A inutilidade da perfeição, por Pedro Chagas Freitas

Sabe-se quando é ou não é amor apenas no instante em que acontece o que pode separar.

Se o que pode separar separa mesmo: é tudo menos amor. Se o que pode separar junta ainda mais: então é amor.

E o que nos une é amor, mãe. Como se eu e tu não o soubéssemos. Mais tu, claro, que ainda eu não sabia quem tu eras e já te fazia tanta coisa que te podia separar de mim. Uma mãe resiste a tudo menos ao seu filho. Mais ainda: uma mãe resiste a tudo pelo seu filho.

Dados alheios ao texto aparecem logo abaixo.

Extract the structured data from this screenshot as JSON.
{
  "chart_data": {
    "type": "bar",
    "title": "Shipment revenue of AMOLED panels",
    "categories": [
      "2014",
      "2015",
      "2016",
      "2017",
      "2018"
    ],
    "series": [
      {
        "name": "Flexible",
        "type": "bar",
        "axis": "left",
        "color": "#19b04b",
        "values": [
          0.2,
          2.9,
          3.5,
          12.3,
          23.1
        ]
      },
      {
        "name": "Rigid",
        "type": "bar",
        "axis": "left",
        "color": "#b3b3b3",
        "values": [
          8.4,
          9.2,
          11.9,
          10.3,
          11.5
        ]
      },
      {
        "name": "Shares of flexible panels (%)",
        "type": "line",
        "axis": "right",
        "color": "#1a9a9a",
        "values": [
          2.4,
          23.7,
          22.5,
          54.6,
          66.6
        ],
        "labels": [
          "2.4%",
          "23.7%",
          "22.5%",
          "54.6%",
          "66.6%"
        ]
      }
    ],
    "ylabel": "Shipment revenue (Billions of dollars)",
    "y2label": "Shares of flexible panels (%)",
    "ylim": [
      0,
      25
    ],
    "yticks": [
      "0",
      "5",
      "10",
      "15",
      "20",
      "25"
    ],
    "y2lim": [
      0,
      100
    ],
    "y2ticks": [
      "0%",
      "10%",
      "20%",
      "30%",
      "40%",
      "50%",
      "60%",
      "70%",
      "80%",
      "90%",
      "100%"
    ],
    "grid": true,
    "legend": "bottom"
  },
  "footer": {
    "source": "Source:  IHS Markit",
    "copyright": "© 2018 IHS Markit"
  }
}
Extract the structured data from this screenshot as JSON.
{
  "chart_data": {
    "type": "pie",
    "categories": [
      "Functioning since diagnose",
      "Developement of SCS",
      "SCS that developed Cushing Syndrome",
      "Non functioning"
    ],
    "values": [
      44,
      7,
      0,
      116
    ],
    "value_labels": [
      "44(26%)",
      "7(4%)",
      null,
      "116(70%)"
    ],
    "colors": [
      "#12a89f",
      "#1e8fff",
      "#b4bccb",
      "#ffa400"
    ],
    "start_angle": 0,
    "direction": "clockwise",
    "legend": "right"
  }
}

Sabe-se quando é ou não amor apenas no instante em que é preciso resistir a tudo pelo que pode ser amor.

E nós resistimos. Mais tu, repito, que me viste fazer asneiras, milhares delas, dizer asneiras, milhares delas, tentar asneiras, milhares delas, magoar-me (e magoar-te) com asneiras, milhares delas. E a dor, a cabra da dor. A perda. O avô que foi com a doença maldita, a avó que foi com as saudades mais horríveis e mais belas que alguém pode ter, o acidente estúpido (nunca mais toquei numa pinga de álcool, como te prometi nesse dia) do tio. Como dói a vida quando vai passando. E a vida tem de passar e nós no meio dela. É quem amamos que nos agarra à vida: que nos agarra a vida. O amor existe para nos agarrar a vida, pouco mais. Porque na verdade pouco mais há na vida do que isso. E tu. Tu continuas aqui, mesmo agora, enquanto escrevo estas palavras que nem imaginas que são para ti, com esse sorriso só teu (és tão bonita, tu sabes), a olhar-me como se tudo o que tivesses sentido por mim fosse esse orgulho que não pára, esse sorriso que não passa. Sou pequeno demais para o teu amor, mãe.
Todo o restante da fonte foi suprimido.